Last Sunday I had the opportunity to spend three short hours at the New York State Sheep and Wool Festival, known to avid knitters simply as “Rhinebeck.” I have never seen so much yarn and knitting accoutrements in one place. I only visited about 5 of the buildings. There were probably 20.
I don’t believe I had ever seen alpacas before. I wanted to bring them home with me! How cute!! (And in answer to my son’s question last night – no, I didn’t immediately want to begin raising them. There are limits …)
And the yarn. Oh. My. Gosh. Would you like to hear what I got?
- At the first barn I entered, I fell in love with a super bulky hand dyed and spun fine merino yarn with a rayon wrap. The colors are much warmer than the photo (below). The color is Copper Canyon, and the 90 yard bundle will make at least 2 scarves. I spent probably twenty minutes deciding which of Christine McKay’s yummy yarns to buy. And I almost bought several of her knit dog leashes for friends. These leashes are fabulous!
- Next I saw the Tess Designer Yarns booth. Holy Mother of Sheep!!! I’ve seen Tess’s ads in knitting magazines before, but have never seen such lusciousness all in one place. I didn’t buy anything, but will be visiting her website the next time I need any yarn!
- At Jennie the Potter‘s booth, I got some sweet little stitch markers. I had just discovered Jennie’s blog the day before, and saw her tweet that she had just had a baby boy that morning! Her mom was manning the booth, and I got to see her iPhone pic of her darling new grandson. We shared stories of our grandchildren, and how much we love being grandmothers. What a treat!
- Next I stopped at Still River Mill‘s booth. I’m trying to dye a lavender Eileen Fisher jacket to a deeper color, maybe even black. My first round with acid dyes didn’t get very far, and Still River sells green (fewer chemicals) dyes. I got a jar of their Midnight Black to try, and picked up a skein of laceweight 100% cashmere and a pattern for fingerless gloves to keep my hands warm in the office.
- After quickly navigating one more barn, I went over to the three large buildings to find the Creatively Dyed Yarn booth. But I got waylaid! I was smitten by Koko Noelle‘s buttons and shawl pins. I got a shawl pin for the sweater I knit last year. If the color doesn’t work, I’ll just have to knit another sweater to go with the pin! And I picked up a couple of great buttons for my collection.
- Then, alas, I saw Noni‘s booth. Noni is known for her felting patterns. All sorts of fabulous bags, flowers, and other accessories can be knit and then felted to create wonderful works of art. I’ve made one of her bags before, and think she is a genius. Well, her booth displayed many of her bags, finished so you could see what the pattern would make up like. But better than that, she had feltable yarns in every imaginable color. And they were rainbowed across the wall in such a manner that you wanted to just burrow your head into the stacks of wool. Incredible! I bought one skein of lime wool to go with a variegated wool I bought from Happy Fuzzy Yarns at the last show I attended. These two will be knit together in a mitered square scarf. And I bought one of her great bag closures. Now I know where I’ll be getting all my bag hardware in the future!
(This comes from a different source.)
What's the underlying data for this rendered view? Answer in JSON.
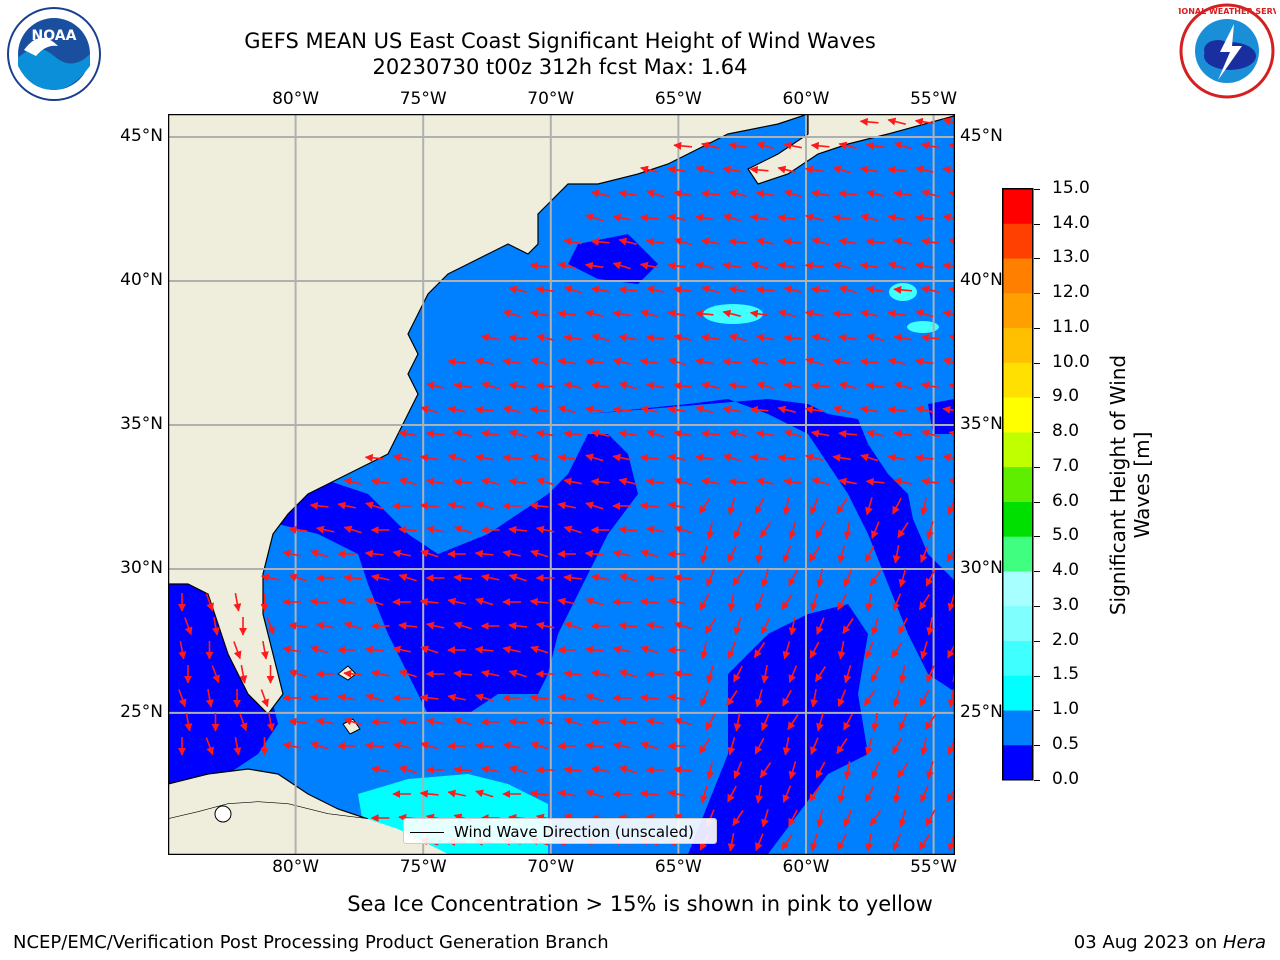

- Turning the corner to walk down the other aisle of the building, I saw Dianne’s Creatively Dyed Yarn booth. The name says it all! She has some of the most beautiful color combinations I’ve seen. I bought two skeins of worsted weight that is 80% superwash merino, 10% bamboo and 10% seacell. This will be knit into a sweater for me-me-me! The colors? Rust, olive, avocado, turquoise, teal, charcoal, cream, yum!!! And I got a hank of roving that is 30% seacell and 70% wool. I’ll use this in the next Nuno felted scarf.
By this time, I had been at the show a little over three hours and was feeling like I couldn’t look at another skein of yarn. (Or spend another dollar!!) I stowed my bags on the passenger seat so I could continue admiring them on my six-hour drive home.
After a couple of hours, I stopped at a Wendy’s along route 84 to get a late lunch. Three women walked in, one carrying her yarn. I watched where they sat and went to sit near them. We started talking, and I learned two of the women were from Meadville, PA, (60 miles NNE of Youngstown) and one was from Madison, OH (where my guy and I and our friends go for 4th of July week every year).
What fun to meet other women who are as crazy as I to take a 400-mile trip just to touch wool.